What’s the problem we’re trying to solve seems to be the topic of the day here. It is a question almost everyone who works at a company, foundation, or association (the funders) seems to be asking (including me), and it has been hard for the NGO participants to come to any agreement on the answer.
So, thankfully, Mitul and Claire (representing the UN Foundation’s Technology Partnership) worked with the facilitators to restructure our agenda, break into smaller working groups and try a project-based approach to answer that question. By focusing the conversation on how you use technology to tackle problems related to community health or what the end goal of better data collection is or how to take projects to scale, we now have four excited and re-energized groups (instead of one larger, slightly cranky one).
Each group worked together for about two hours today and will work together again tomorrow before reporting back to the larger group about the problem they’re addressing, the technology solution, and then how they involve others (including the United Nations) in their work.
I think two things they heard today will also help them focus their plans. Dave Sessions of Microsoft walked everyone through the basic elements of a successful business plan (including know your audience, know what you’re trying to do, know how you’re unique or bring value to the solution, etc.). Gautam Ivatury from CGAP and Jessie Moore from the GSM Association also helped the group better understand mobile banking and how the lessons learned developing a mobile banking application for the “unbanked” in the developing world might be applied to mHealth. Known as MPesa, it started with 2,000 users but now more than 2 million people use it to do things I do at an ATM, including transfer money, check balances, pay bills, etc. And all using a mobile phone and text.

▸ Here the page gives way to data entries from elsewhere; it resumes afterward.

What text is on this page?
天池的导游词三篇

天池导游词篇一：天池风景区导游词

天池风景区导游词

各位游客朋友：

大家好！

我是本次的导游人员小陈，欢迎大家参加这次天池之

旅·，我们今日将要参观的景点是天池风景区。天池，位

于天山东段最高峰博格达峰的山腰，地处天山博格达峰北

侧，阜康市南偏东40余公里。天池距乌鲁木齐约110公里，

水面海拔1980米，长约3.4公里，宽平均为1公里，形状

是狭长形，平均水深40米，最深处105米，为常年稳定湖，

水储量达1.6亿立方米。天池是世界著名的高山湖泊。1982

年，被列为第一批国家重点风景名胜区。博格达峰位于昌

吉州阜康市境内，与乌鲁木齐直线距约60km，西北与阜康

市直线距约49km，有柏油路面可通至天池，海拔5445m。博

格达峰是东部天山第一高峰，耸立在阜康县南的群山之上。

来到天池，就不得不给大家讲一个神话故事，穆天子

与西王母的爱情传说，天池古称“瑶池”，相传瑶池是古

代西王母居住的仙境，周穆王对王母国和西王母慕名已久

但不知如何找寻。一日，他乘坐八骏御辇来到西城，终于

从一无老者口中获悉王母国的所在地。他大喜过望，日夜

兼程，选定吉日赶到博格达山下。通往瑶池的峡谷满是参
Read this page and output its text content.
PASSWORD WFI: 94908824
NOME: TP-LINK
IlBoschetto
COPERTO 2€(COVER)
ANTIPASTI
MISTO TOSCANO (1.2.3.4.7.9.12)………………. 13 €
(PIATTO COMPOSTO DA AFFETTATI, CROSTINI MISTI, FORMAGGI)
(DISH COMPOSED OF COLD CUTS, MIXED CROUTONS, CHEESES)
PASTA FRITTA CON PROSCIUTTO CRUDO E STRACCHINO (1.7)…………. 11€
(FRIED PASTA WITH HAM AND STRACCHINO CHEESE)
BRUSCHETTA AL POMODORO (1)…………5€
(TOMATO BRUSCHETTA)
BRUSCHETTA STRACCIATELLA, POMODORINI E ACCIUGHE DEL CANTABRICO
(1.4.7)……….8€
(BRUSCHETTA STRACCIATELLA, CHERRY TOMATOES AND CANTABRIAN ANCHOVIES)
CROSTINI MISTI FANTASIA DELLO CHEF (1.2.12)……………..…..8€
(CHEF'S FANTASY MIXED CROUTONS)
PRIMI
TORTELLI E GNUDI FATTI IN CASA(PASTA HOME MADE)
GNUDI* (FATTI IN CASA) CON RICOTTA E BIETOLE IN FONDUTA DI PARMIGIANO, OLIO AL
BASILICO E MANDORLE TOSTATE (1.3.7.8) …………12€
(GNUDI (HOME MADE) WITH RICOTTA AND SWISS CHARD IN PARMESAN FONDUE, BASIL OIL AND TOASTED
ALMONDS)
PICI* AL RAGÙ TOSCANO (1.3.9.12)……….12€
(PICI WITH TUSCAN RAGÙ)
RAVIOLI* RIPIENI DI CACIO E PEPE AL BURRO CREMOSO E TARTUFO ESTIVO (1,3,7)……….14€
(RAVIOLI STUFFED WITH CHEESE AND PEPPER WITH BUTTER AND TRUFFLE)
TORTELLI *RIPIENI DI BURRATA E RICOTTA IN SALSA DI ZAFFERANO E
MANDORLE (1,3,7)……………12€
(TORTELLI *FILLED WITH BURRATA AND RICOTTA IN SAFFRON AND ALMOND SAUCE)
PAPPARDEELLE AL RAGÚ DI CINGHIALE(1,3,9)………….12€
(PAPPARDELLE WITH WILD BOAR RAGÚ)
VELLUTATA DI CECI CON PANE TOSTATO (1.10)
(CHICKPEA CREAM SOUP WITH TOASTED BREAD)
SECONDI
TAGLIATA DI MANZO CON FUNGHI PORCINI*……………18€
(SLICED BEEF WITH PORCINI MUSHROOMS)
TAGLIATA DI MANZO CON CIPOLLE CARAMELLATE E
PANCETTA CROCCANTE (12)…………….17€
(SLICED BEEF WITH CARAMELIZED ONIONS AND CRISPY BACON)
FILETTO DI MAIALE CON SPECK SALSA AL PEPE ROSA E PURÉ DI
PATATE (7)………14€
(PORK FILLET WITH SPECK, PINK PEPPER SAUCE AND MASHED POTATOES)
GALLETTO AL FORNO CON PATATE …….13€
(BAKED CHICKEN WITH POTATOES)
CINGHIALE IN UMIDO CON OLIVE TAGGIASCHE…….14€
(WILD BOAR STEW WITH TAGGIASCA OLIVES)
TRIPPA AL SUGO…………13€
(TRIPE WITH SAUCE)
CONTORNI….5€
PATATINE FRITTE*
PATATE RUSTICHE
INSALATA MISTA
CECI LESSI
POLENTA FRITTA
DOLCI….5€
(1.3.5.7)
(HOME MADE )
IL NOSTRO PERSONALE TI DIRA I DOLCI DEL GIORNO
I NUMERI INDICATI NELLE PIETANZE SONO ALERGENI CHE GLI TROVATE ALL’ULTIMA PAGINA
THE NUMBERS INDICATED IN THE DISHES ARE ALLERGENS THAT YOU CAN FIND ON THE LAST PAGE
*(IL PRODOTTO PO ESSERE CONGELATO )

How did they do it? By including partners from all the different sectors including mobile phone providers, handset operators, banks, and customers, as well as organizations outside of the banking industry including the World Bank and The Bill and Melinda Gates Foundation. One person was skeptical and asked how a commercial product, developed by a for-profit industry, could be used to create greater social change. The response: helping create a financially literate community and empowering people to control their own money would help free them from poverty. It will take time but was a strong reminder of how powerful a long-term, audacious goal can be supported by smaller but really innovative projects.